We weren’t sure how well composting in winter was going to work – but we were surprised when our horse manure composting rose to 160 degrees. That’s 140 degrees warmer than the ambient temperature on some days!
The ability to compost in winter seems to be dependent on the size and composition of your pile. The larger the pile and the smaller the material the better.
Composting in Winter: 4 Tips
Compost Tip #1: You Need A Big Pile
Piles at least a few feet wide and a few feet tall can insulate the inner compost core and keep it warm. Our bins are 4 feet x 4 feet and really got warm when we reached around the 3 feet tall mark.
Compost Tip #2: Keep Material Size Small
While airflow is good and necessary, too much can slow down composting in the winter. If the material you’re composting isn’t dense enough, the cold air will flow through and prevent the compost from heating up and breaking down.

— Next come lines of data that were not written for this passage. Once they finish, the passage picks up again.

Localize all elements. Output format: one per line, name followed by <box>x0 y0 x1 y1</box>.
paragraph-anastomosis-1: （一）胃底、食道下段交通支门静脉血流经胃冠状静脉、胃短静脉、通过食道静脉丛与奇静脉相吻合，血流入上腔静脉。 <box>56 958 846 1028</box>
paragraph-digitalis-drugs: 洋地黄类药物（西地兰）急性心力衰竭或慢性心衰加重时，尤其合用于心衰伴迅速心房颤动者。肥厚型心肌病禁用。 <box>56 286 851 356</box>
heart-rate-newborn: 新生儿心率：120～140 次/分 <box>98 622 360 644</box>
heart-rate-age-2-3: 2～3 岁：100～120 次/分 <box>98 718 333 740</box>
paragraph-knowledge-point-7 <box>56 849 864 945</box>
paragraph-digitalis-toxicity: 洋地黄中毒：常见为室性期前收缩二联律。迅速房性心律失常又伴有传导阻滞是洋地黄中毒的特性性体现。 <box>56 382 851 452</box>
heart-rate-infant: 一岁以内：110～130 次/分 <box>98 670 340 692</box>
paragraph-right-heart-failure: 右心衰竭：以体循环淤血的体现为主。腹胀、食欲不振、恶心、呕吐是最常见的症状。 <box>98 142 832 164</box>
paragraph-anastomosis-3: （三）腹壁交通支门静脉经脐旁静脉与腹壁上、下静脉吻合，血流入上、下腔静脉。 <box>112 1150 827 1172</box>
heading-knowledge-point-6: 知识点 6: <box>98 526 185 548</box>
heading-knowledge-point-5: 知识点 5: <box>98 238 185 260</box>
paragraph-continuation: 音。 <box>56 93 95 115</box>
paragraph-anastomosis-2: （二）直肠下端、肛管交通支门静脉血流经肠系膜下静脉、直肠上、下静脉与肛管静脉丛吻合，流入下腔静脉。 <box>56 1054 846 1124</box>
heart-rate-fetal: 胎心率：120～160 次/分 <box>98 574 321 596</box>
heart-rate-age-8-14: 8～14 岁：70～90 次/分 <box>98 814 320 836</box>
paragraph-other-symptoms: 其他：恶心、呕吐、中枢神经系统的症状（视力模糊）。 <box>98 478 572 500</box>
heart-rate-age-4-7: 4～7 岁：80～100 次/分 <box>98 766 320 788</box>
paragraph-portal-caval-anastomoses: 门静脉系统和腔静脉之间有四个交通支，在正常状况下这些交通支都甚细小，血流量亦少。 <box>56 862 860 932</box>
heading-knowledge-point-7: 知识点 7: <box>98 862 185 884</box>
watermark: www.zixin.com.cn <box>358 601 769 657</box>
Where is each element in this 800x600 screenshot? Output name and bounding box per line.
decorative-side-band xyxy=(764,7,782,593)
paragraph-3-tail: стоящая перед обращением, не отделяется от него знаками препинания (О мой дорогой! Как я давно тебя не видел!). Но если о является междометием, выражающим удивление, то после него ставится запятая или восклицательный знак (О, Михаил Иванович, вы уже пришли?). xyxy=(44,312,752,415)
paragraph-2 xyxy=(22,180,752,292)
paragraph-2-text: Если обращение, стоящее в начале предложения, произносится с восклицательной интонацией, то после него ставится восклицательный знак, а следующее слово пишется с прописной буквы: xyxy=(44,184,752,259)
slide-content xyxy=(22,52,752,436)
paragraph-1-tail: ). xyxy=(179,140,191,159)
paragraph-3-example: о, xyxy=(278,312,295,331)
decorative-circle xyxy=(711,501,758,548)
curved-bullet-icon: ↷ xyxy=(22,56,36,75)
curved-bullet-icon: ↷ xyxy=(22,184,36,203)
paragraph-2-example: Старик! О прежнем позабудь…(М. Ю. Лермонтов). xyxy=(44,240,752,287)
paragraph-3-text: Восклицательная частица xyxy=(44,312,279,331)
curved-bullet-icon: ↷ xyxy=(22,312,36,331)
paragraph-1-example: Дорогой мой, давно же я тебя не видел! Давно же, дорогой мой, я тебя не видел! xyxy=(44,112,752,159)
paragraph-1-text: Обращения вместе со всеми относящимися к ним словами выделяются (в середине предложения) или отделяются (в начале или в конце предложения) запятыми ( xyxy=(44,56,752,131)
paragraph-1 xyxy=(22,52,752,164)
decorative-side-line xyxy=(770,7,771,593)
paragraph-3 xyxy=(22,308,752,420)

If you have larger material, consider chopping it up or mulching it before putting it in the pile.
Compost Tip #3: Use a Lid, Tarp, or Cover
Use a lid to prevent too much moisture in the form of rain, or snow on your compost pile. With a cover, you can always add more water as necessary. If it rains on your pile and temps drop, you may just have a block of ice instead of an active compost pile.
Compost Tip #4: Monitor your pile.
If you don’t know the temperature of your pile, it can be hard to manage or know just how active your compost pile is. Long Compost Thermometers are cheap and tell you exactly what you need to know.
I am really liking your content. Is there a way to provide the plans/drawings for your compost bin? It looks very well designed and built.
Thanks for your comment! I don’t have plans, but I used this video as a guide. I did everything in 4-foot sections and 12-foot boards.
P.S. We’ve partially given up on composting as a solution for our 2 horses. They produce way too much for this to handle in the winter (slower composting). If that is your use purpose, you may consider larger bins or an alternative.